Supplies will fall short of demand by a record 12 million bags
Dry weather and frost have hurt the crop in top grower BrazilBy Isis Almeida
(Bloomberg) -- The world’s coffee shortage will be even bigger than previously expected as extreme weather and shipping delays upend the global market, according to Swiss trader Volcafe Ltd.
The deficit will be 3.4% deeper than the last forecast, at almost 12 million bags for the 2021-22 season that starts in October in most countries, the coffee unit of commodities trader ED&F Man Holdings Ltd., said in a report seen by Bloomberg. That’s an all-time high and reverses a surplus the previous year.
Coffee prices have surged 49% this year as dry weather hurt output in Brazil, the world’s largest producer, while frost is curbing potential for next year’s harvest. On top of that, the coronavirus has hit supply chains, leaving some of the world’s biggest coffee-consuming regions relying on stockpiles.
“A tragic rise in global Covid-19 cases driven by the delta variant has further upended container shipping,” Volcafe said. “This, together with extreme weather across Brazil’s arabica regions, added to the record global coffee deficit, has culminated in futures prices reaching multiyear highs.”
Arabica output in Brazil -- already expected to decline as trees enter the lower-yielding half of a two-year cycle -- will be 30.9 million bags due to dry weather, Volcafe forecasts. That’s 2.1 million bags lower than a previous forecast and the smallest crop in 14 years. A bag of coffee weighs 60 kilograms, or 132 pounds.
The dry weather has also curbed the potential of next year’s output by almost 5 million bags, while frost damaged another 4 million bags, the trader said. All of that leaves Brazil with a potential arabica crop of 45 million bags for next year.

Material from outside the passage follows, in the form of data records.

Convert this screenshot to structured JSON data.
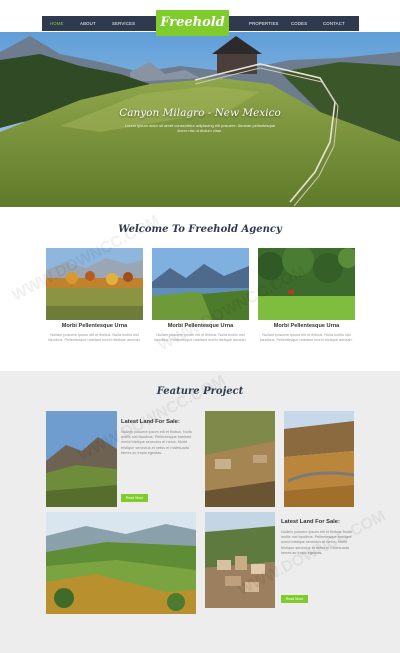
{
  "nav": {
    "left_items": [
      "HOME",
      "ABOUT",
      "SERVICES"
    ],
    "right_items": [
      "PROPERTIES",
      "CODES",
      "CONTACT"
    ],
    "active": "HOME",
    "logo": "Freehold"
  },
  "hero": {
    "title": "Canyon Milagro - New Mexico",
    "text": "Lorem ipsum dolor sit amet consectetur adipiscing elit posuere. Aenean pellentesque libero nisi ut dictum vitae."
  },
  "welcome": {
    "title": "Welcome To Freehold Agency",
    "cards": [
      {
        "title": "Morbi Pellentesque Urna",
        "text": "Nullam posuere ipsum elit et finibus. Nulla mollis nisl faucibus. Pellentesque habitant morbi tristique aenean."
      },
      {
        "title": "Morbi Pellentesque Urna",
        "text": "Nullam posuere ipsum elit et finibus. Nulla mollis nisl faucibus. Pellentesque habitant morbi tristique aenean."
      },
      {
        "title": "Morbi Pellentesque Urna",
        "text": "Nullam posuere ipsum elit et finibus. Nulla mollis nisl faucibus. Pellentesque habitant morbi tristique aenean."
      }
    ]
  },
  "feature": {
    "title": "Feature Project",
    "items": [
      {
        "title": "Latest Land For Sale:",
        "text": "Nullam posuere ipsum elit et finibus. Nulla mollis nisl faucibus. Pellentesque habitant morbi tristique senectus et netus. Morbi tristique senectus et netus et malesuada fames ac turpis egestas.",
        "button": "Read More"
      },
      {
        "title": "Latest Land For Sale:",
        "text": "Nullam posuere ipsum elit et finibus. Nulla mollis nisl faucibus. Pellentesque habitant morbi tristique senectus et netus. Morbi tristique senectus et netus et malesuada fames ac turpis egestas.",
        "button": "Read More"
      }
    ]
  },
  "watermark": "WWW.DOWNCC.COM",
  "colors": {
    "accent": "#7fcc2c",
    "nav_bg": "#2f3a4e",
    "feature_bg": "#ededed"
  },
  "icons": []
}
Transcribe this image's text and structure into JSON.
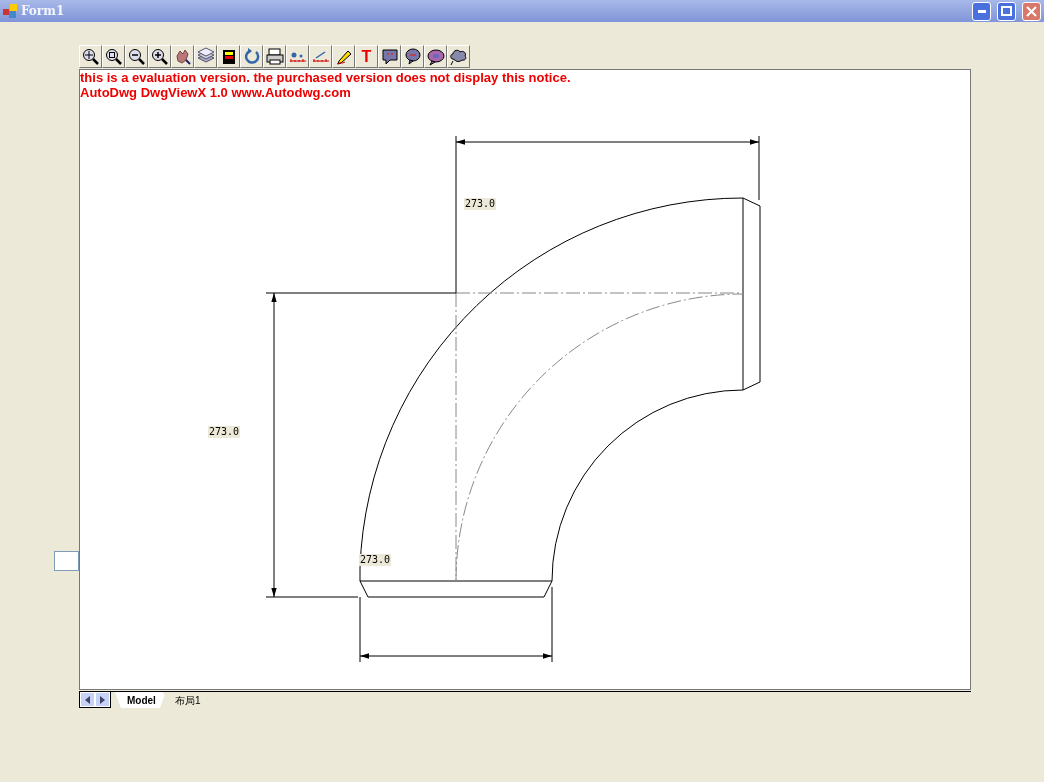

Coffee demand is expected to rise 1.5% in the season that starts in October, below the long-term average of 2.4%, according to the report. Still, stockpiles will be drawn down in consuming countries due to the container crisis.
“The worsening container shipping situation is challenging supply chains across key coffee trade routes, resulting in a faster draw in destination stocks,” Volcafe said.